Main St, Slane, Co Meath, 041-988 4444,
conynghamarms.ie ¤ This pastel-hued hotel on Slane’s Main Street has a neat little restaurant tucked down some stairs at the back of the building. The odd-shaped dining room has an open kitchen to the right of the entrance, with tables looping to the left, around a bar that disects three small, separate rooms.
It’s a sister hotel to nearby Tankardstown House, which boasts the excellent Brabazon restaurant under head chef Robbie Krawczyk. There’s a new chef at the helm in the Conyngham Arms – Killian O’Donohoe joined last month and his menu reads well, with a mozzarella, tomato, blood orange and rocket salad (¤6.50) and Black Wexford Mussels in garlic and wine (¤9.50). The prices are also attractive, with most mains clipping ¤15 – apart from a sirloin steak au poivre (¤23). In a hurry, we order one starter to share, a tian of picked crab with “spiced maryrose dressing” on Slane baked brown bread (¤12.50).
Unfortunately, this takes more than 20 minutes to arrive, and while the crab is fresh, it’s been drowned in far too much mayonnaise – no spice or “maryrose” flavour – although the bread is very good. For mains a confit of Irish duck leg with mash, braised cabbage with an orange and thyme demi glaze (¤14.50) is a decent piece of meat, if still quite fatty.
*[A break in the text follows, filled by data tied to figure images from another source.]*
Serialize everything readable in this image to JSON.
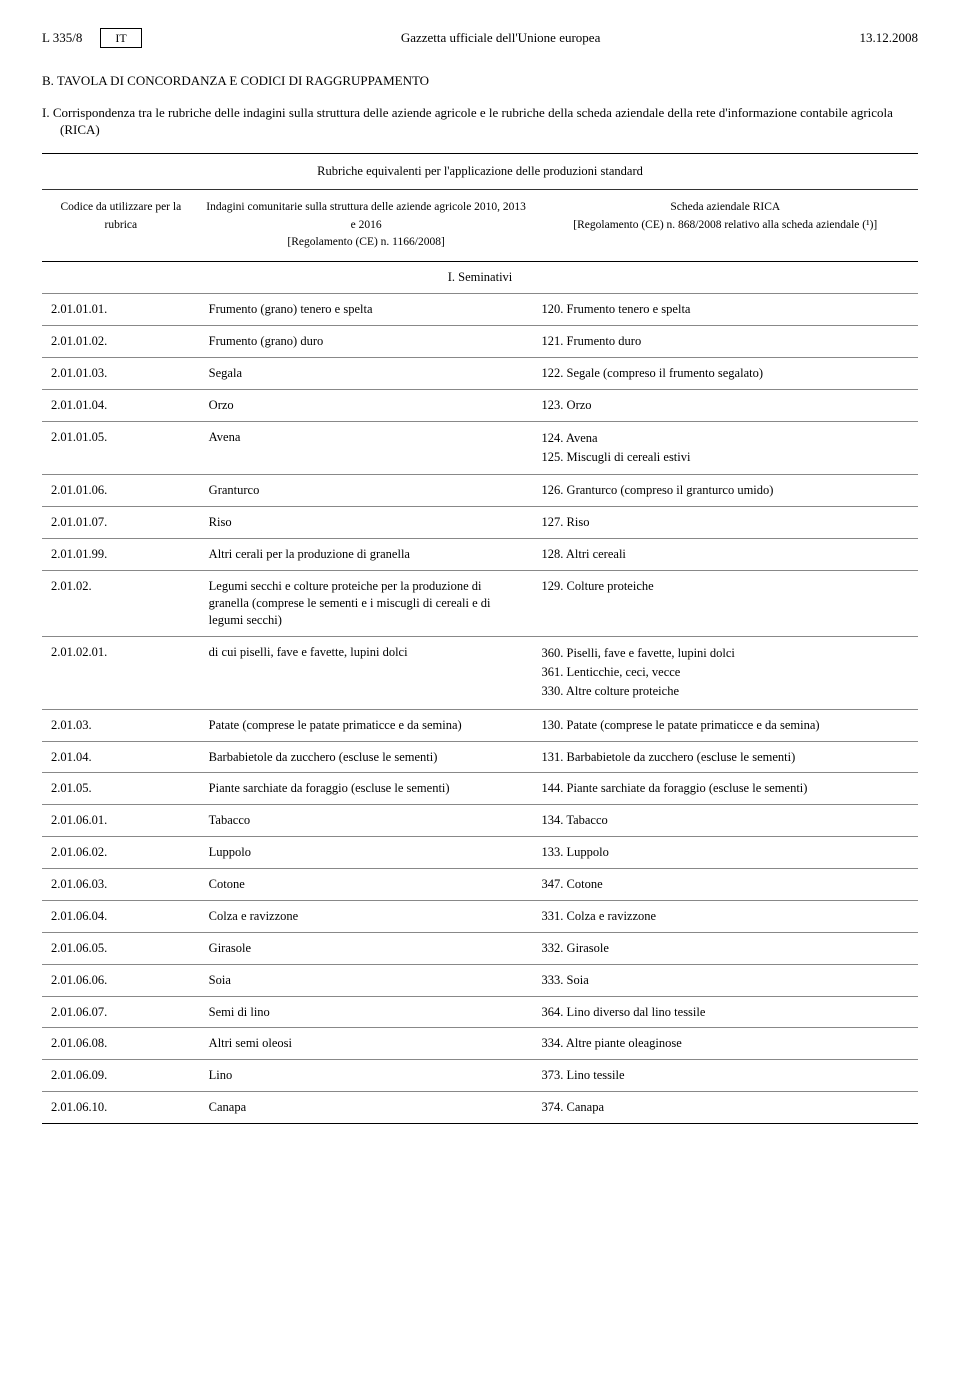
{
  "header": {
    "page_ref": "L 335/8",
    "lang": "IT",
    "title": "Gazzetta ufficiale dell'Unione europea",
    "date": "13.12.2008"
  },
  "headings": {
    "section_b": "B. TAVOLA DI CONCORDANZA E CODICI DI RAGGRUPPAMENTO",
    "section_i": "I. Corrispondenza tra le rubriche delle indagini sulla struttura delle aziende agricole e le rubriche della scheda aziendale della rete d'informazione contabile agricola (RICA)"
  },
  "table": {
    "head1": "Rubriche equivalenti per l'applicazione delle produzioni standard",
    "head2": {
      "c1": "Codice da utilizzare per la rubrica",
      "c2": "Indagini comunitarie sulla struttura delle aziende agricole 2010, 2013 e 2016\n[Regolamento (CE) n. 1166/2008]",
      "c3": "Scheda aziendale RICA\n[Regolamento (CE) n. 868/2008 relativo alla scheda aziendale (¹)]"
    },
    "section_row": "I. Seminativi",
    "rows": [
      {
        "c1": "2.01.01.01.",
        "c2": "Frumento (grano) tenero e spelta",
        "c3": "120. Frumento tenero e spelta"
      },
      {
        "c1": "2.01.01.02.",
        "c2": "Frumento (grano) duro",
        "c3": "121. Frumento duro"
      },
      {
        "c1": "2.01.01.03.",
        "c2": "Segala",
        "c3": "122. Segale (compreso il frumento segalato)"
      },
      {
        "c1": "2.01.01.04.",
        "c2": "Orzo",
        "c3": "123. Orzo"
      },
      {
        "c1": "2.01.01.05.",
        "c2": "Avena",
        "c3": "124. Avena\n125. Miscugli di cereali estivi"
      },
      {
        "c1": "2.01.01.06.",
        "c2": "Granturco",
        "c3": "126. Granturco (compreso il granturco umido)"
      },
      {
        "c1": "2.01.01.07.",
        "c2": "Riso",
        "c3": "127. Riso"
      },
      {
        "c1": "2.01.01.99.",
        "c2": "Altri cerali per la produzione di granella",
        "c3": "128. Altri cereali"
      },
      {
        "c1": "2.01.02.",
        "c2": "Legumi secchi e colture proteiche per la produzione di granella (comprese le sementi e i miscugli di cereali e di legumi secchi)",
        "c3": "129. Colture proteiche"
      },
      {
        "c1": "2.01.02.01.",
        "c2": "di cui piselli, fave e favette, lupini dolci",
        "c3": "360. Piselli, fave e favette, lupini dolci\n361. Lenticchie, ceci, vecce\n330. Altre colture proteiche"
      },
      {
        "c1": "2.01.03.",
        "c2": "Patate (comprese le patate primaticce e da semina)",
        "c3": "130. Patate (comprese le patate primaticce e da semina)"
      },
      {
        "c1": "2.01.04.",
        "c2": "Barbabietole da zucchero (escluse le sementi)",
        "c3": "131. Barbabietole da zucchero (escluse le sementi)"
      },
      {
        "c1": "2.01.05.",
        "c2": "Piante sarchiate da foraggio (escluse le sementi)",
        "c3": "144. Piante sarchiate da foraggio (escluse le sementi)"
      },
      {
        "c1": "2.01.06.01.",
        "c2": "Tabacco",
        "c3": "134. Tabacco"
      },
      {
        "c1": "2.01.06.02.",
        "c2": "Luppolo",
        "c3": "133. Luppolo"
      },
      {
        "c1": "2.01.06.03.",
        "c2": "Cotone",
        "c3": "347. Cotone"
      },
      {
        "c1": "2.01.06.04.",
        "c2": "Colza e ravizzone",
        "c3": "331. Colza e ravizzone"
      },
      {
        "c1": "2.01.06.05.",
        "c2": "Girasole",
        "c3": "332. Girasole"
      },
      {
        "c1": "2.01.06.06.",
        "c2": "Soia",
        "c3": "333. Soia"
      },
      {
        "c1": "2.01.06.07.",
        "c2": "Semi di lino",
        "c3": "364. Lino diverso dal lino tessile"
      },
      {
        "c1": "2.01.06.08.",
        "c2": "Altri semi oleosi",
        "c3": "334. Altre piante oleaginose"
      },
      {
        "c1": "2.01.06.09.",
        "c2": "Lino",
        "c3": "373. Lino tessile"
      },
      {
        "c1": "2.01.06.10.",
        "c2": "Canapa",
        "c3": "374. Canapa"
      }
    ]
  }
}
The thyme flavour has been fully absorbed by the red cabbage, a slightly jarring combo. The mash is creamy and well seasoned. Oddly, two large swirls of balsamic vinegar and pesto surround the meal – entirely unnecessary when the demi glaze is so full of flavour.
A slow-cooked lamb shank (¤16.50) looks very attractive, with roast garlic mash and “roasted” carrot (actually slightly soggy, precut carrot batons). The shank is tender and well cooked but lacks depth of flavour – it could do with more seasoning or punchier cooking juices on top. There’s some decent cooking happening here and at very reasonable prices – by the time we leave the room is full with a mix of locals and tourists.